Lundi, des protestataires des communautés arabe et turkmène ont instauré un sit-in près du quartier général des forces de sécurité irakiennes dans la province de Kirkouk, après des informations selon lesquelles le premier ministre irakien avait ordonné aux forces de l’ordre de remettre ce site au Parti démocratique du Kurdistan (PDK), qui l’occupait autrefois.

Samedi, des manifestants kurdes se sont mobilisés à leur tour en fin d’après-midi et ont tenté de rallier le QG, d’après le correspondant de l’AFP.

«Couvre-feu»

Illustrant la marche arrière du gouvernement pour calmer la flambée de violences, le gouverneur de Kirkouk Rakan Saïd al-Joubouri a annoncé reporter le départ du QG des forces de sécurité, pour obtenir des manifestants arabes et turkmènes une levée de leur sit-in.

De leur côté, les manifestants kurdes étaient toujours mobilisés dans un autre secteur de la ville où ils ont incendié des pneus, selon un correspondant de l’AFP. M. Soudani avait ordonné samedi «l’instauration d’un couvre-feu à Kirkouk et l’organisation de vastes opérations sécuritaires pour ratisser les zones secouées par des émeutes».

Malgré des relations en dents de scie, le gouvernement de Mohamed Chia al-Soudani a relativement réussi ces derniers mois à réchauffer les relations entre Bagdad et Erbil, capitale du Kurdistan autonome. S’entretenant au téléphone avec des dirigeants du Kurdistan autonome, M. Soudani et le leader historique Massoud Barzani se sont entendus sur la nécessité d’œuvrer conjointement «pour faire échouer ceux qui cherchent à porter atteinte à la sécurité et la stabilité du Kirkouk».
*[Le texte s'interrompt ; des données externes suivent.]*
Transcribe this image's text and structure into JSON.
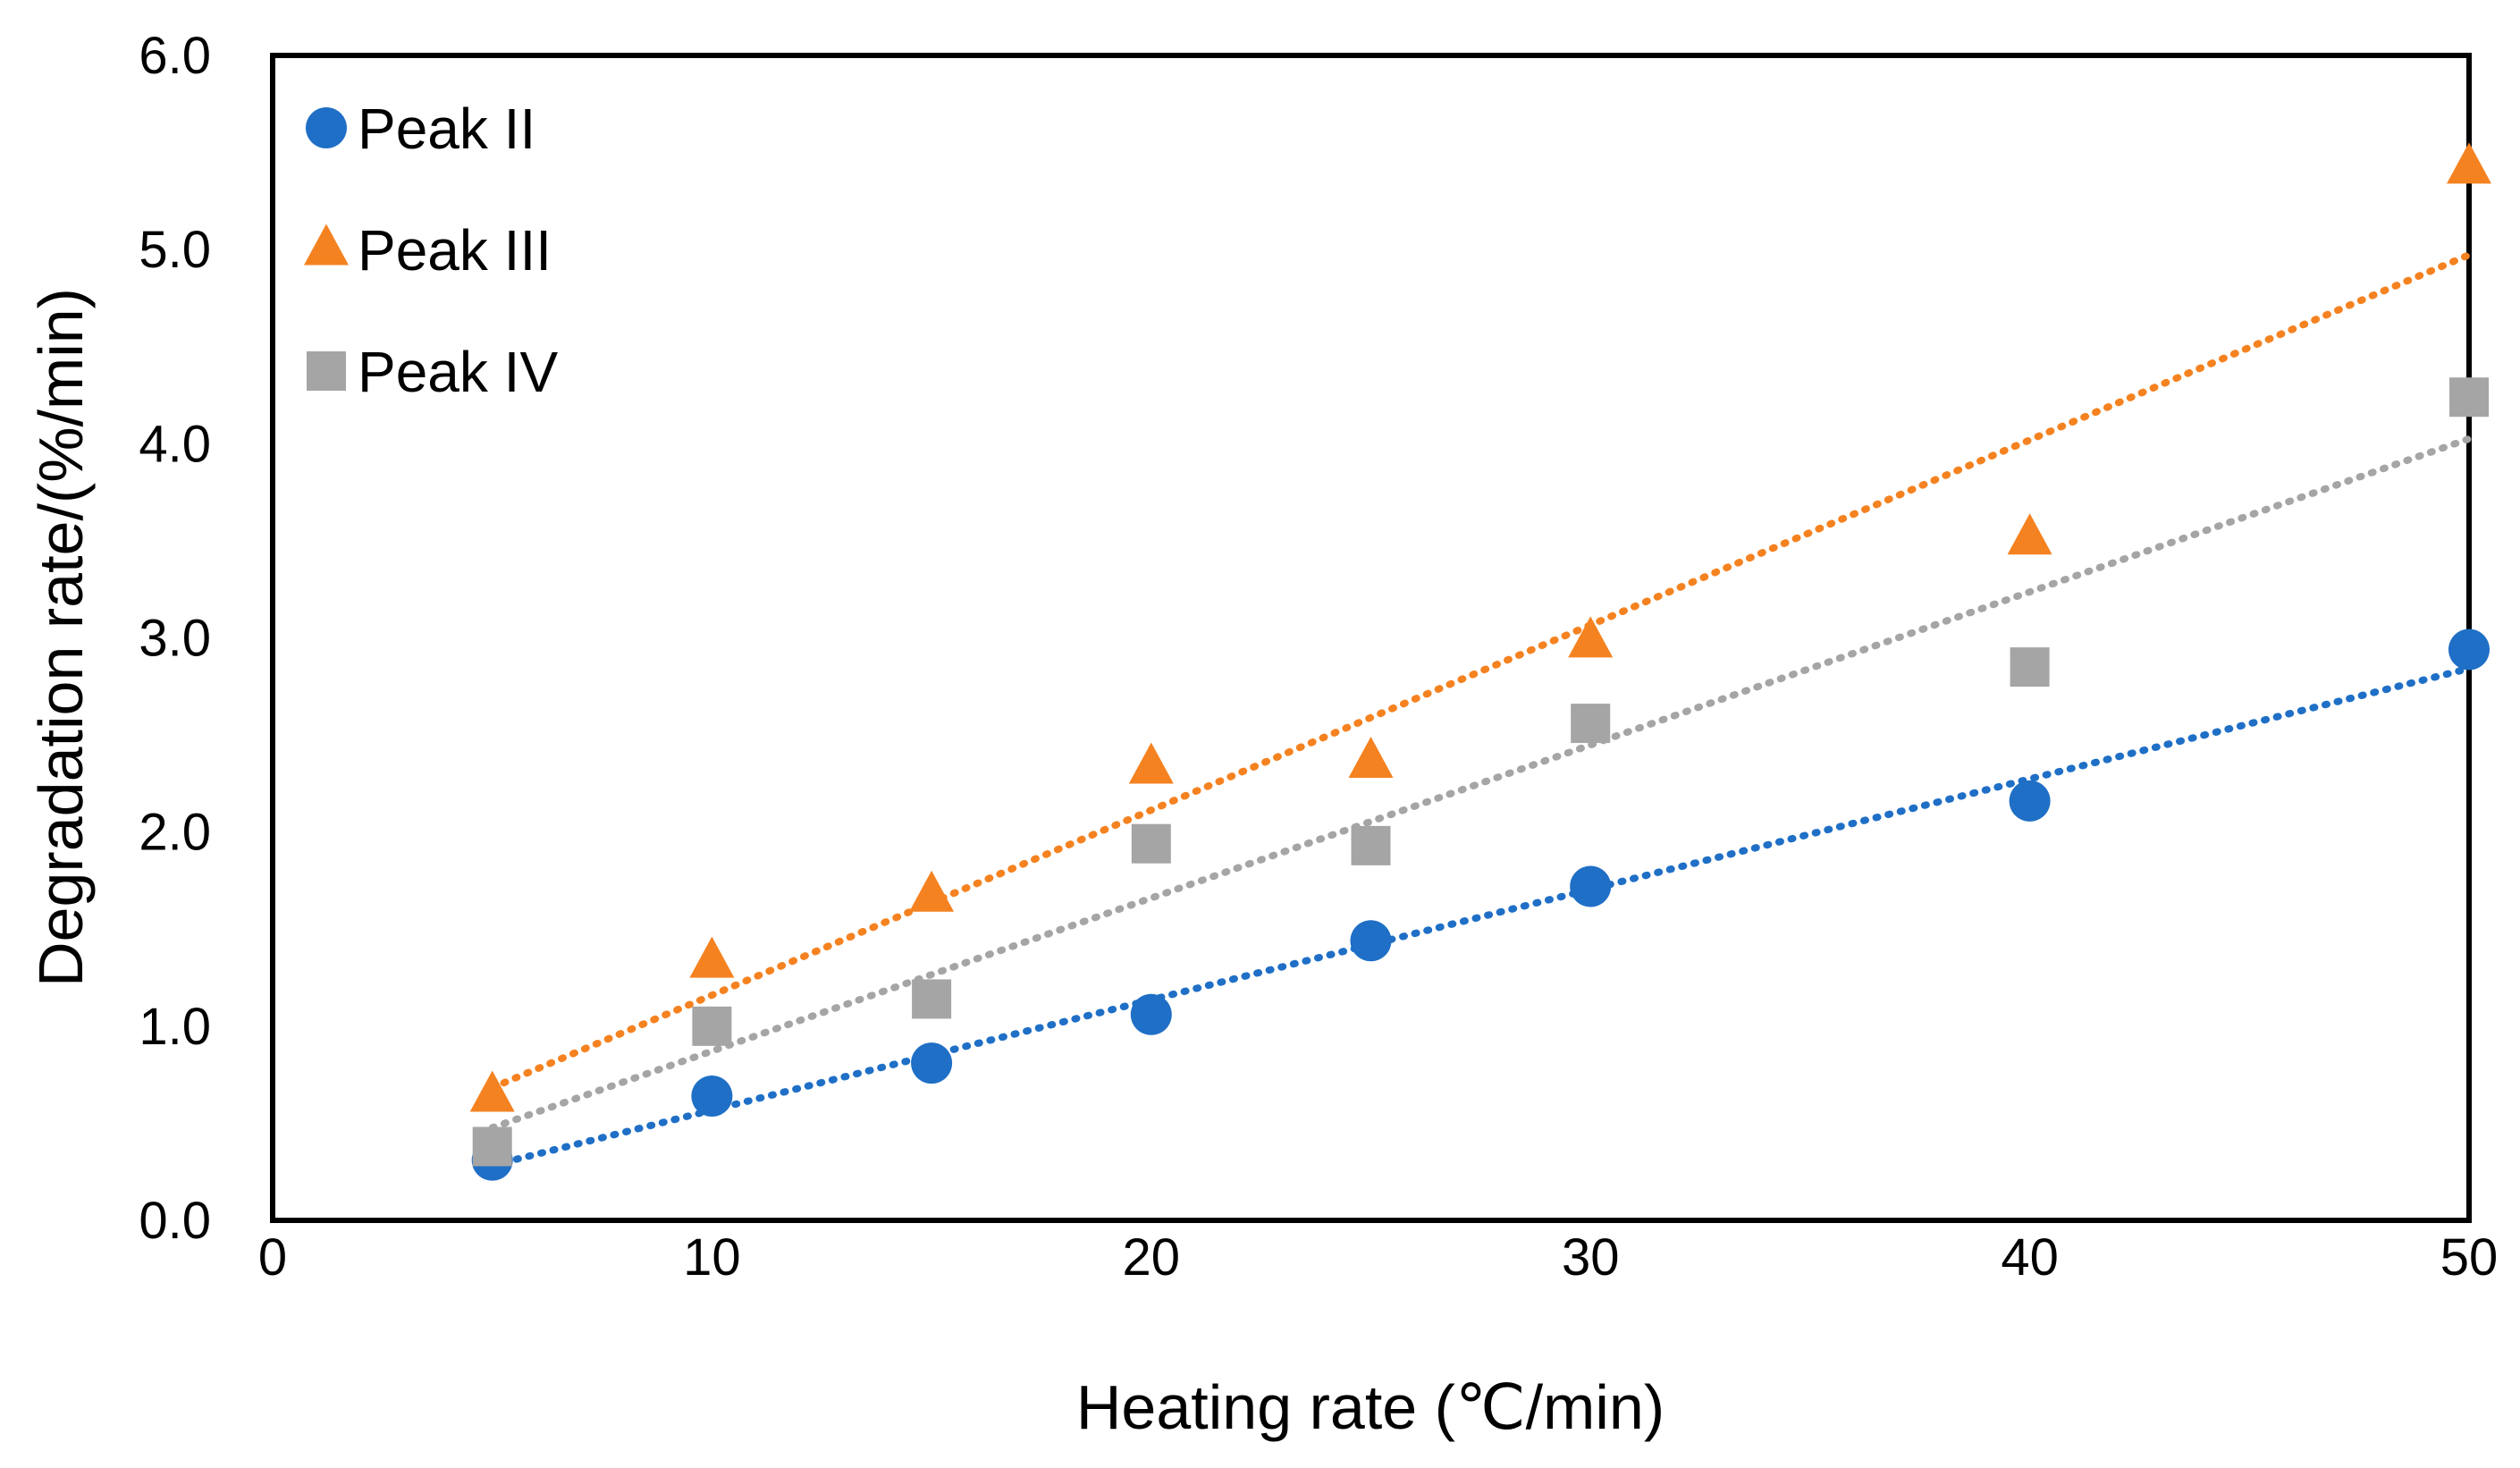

«S’abstenir de toute violence»

En 2014, le PDK et les peshmergas, forces de sécurité du Kurdistan autonome, avaient brièvement pris le contrôle de la région pétrolière de Kirkouk. Mais ils en avaient été expulsés à l’automne 2017 par les troupes fédérales, en rétorsion à un référendum d’indépendance kurde qui s’était soldé par un échec. S’en prenant aux manifestants du camp adverse dans sa première réaction, le leader historique Kurde Massoud Barzani avait accusé des «émeutiers» de bloquer avec leur sit-in l’autoroute reliant Kirkouk à Erbil, «créant une situation tendue et dangereuse pour les habitants».

«Il est surprenant que les forces de sécurité (…) n’aient pas réussi ces derniers jours à empêcher le chaos et le comportement illégal de ceux qui coupent la route, tandis qu’aujourd’hui, la violence a été utilisée à l’encontre de la jeunesse kurde et des manifestants», a-t-il déploré.

Son fils Masrour Barzani, premier ministre du Kurdistan d’Irak, a appelé le chef du gouvernement fédéral de Bagdad à «intervenir immédiatement pour contrôler cette situation inacceptable». Il a également enjoint «les citoyens kurdes persécutés à Kirkouk à faire preuve de retenue et à s’abstenir de toute violence».